Cambridge Analytica is a political consulting firm which uses data collection and analysis to provide strategic planning for elections.
The New York Times and the Observer in London recently on March 17th exposed a scandal involving Cambridge Analytica misusing data of 50 million users acquired from Facebook to influence public voters. These news outlets received their information from former employees, associates, and documents. Investigations are going on at present on how the work they do may have affected the BREXIT and the 2016 US presidential election. The legitimacy of the workings of Cambridge Analytica was under scrutiny but only now the full scope of the situation is visible.
All this has been revealed by a whistleblower to the Observer. Christopher Wylie is a Canadian data analytics expert who was a Cambridge employee at the time of the breach. He left Cambridge for Eunoia Technologies, a company he set up.
Christopher Wylie came forward to say, “We exploited Facebook to harvest millions of people’s profiles. And build models to exploit what we knew about them and target their inner demons. That was the basis the entire company was built on.”
Cambridge Analytica – a company owned by the hedge fund billionaire Robert Mercer was headed at the time by Trump’s key adviser Steve Bannon. They used personal information taken without authorization in early 2014 to build a system for profiling individual US voters, in order to target them with personalized political advertisements.
The New York Times reports that copies of the users’ data can still be found online, which their reporting team had seen.
An app called this is your digital life was used which collected data on the pretext of a personality test and also paid the users for it. Aleksandr Kogan is an academic who separately from his work at Cambridge University built the app through his company Global Science Research (GSR), in collaboration with Cambridge Analytica. The app also accumulated a data pool of tens of millions-strong by collecting the information of the test-takers’ Facebook friends. Facebook’s “platform policy” barred them from selling or advertising that information.
Cambridge Analytica wanted to create a tool that can easily identify the personalities of American voters.

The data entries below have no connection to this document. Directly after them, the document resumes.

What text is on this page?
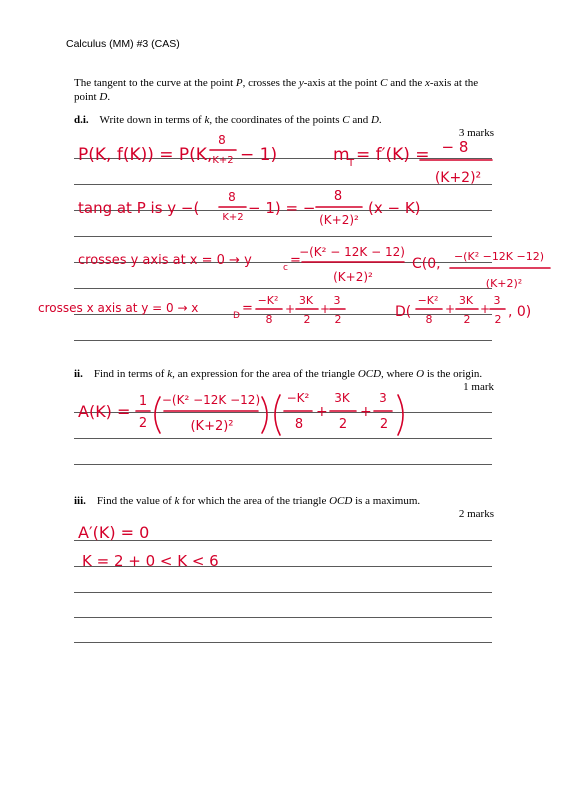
Calculus (MM) #3 (CAS)
The tangent to the curve at the point P, crosses the y-axis at the point C and the x-axis at the point D.
d.i. Write down in terms of k, the coordinates of the points C and D.
3 marks
ii. Find in terms of k, an expression for the area of the triangle OCD, where O is the origin.
1 mark
iii. Find the value of k for which the area of the triangle OCD is a maximum.
2 marks
P(K, f(K)) = P(K,
8
K+2 − 1)	m
T = f′(K) = − 8
(K+2)²
tang at P is y −(
8
K+2
− 1) = −
8
(K+2)²
(x − K)
crosses y axis at x = 0 → y	c =
−(K² − 12K − 12)
(K+2)²
C(0, −(K² −12K −12)
(K+2)²
crosses x axis at y = 0 → x
D =
−K²
8
+
3K
2
+
3
2	D(
−K²
8
+
3K
2
+
3
2 , 0)
A(K) =
1
2
−(K² −12K −12)
(K+2)²
−K²
8
+
3K
2
+
3
2
A′(K) = 0
K = 2 + 0 < K < 6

The tool would later use this data to predict behaviour and influence votes using personalized political advertisements. This process is called psychographic modelling. Kogan’s involvement starts here because data was needed to do this.
During the period of US Presidential campaign, 50 Million users accounted for a third of active accounts in North America. The count is almost a quarter of potential US voters. The British Information Commissioner’s Office has placed Cambridge Analytica and Facebook for data and politics. They are also separately being investigated by the Electoral Commission on account of the role Cambridge Analytica played in the EU referendum.
Facebook’s immediate response was to suspend whistleblower Christopher Wylie from the platform, and they also threatened to sue The Observer for publishing this story, saying it was making “false and defamatory” allegations. While Kogan claimed to be collecting the data for academic purposes, Facebook did not verify this claim.
Currently, the British Information Commissioner’s Office is investigating whether the data was “illegally acquired and used”. Justice Department special counsel Robert Mueller has demanded emails of the Cambridge employees who were involved as a part of Trump’s campaign team. He is currently leading the investigation into alleged Russian interference in the 2016 American election.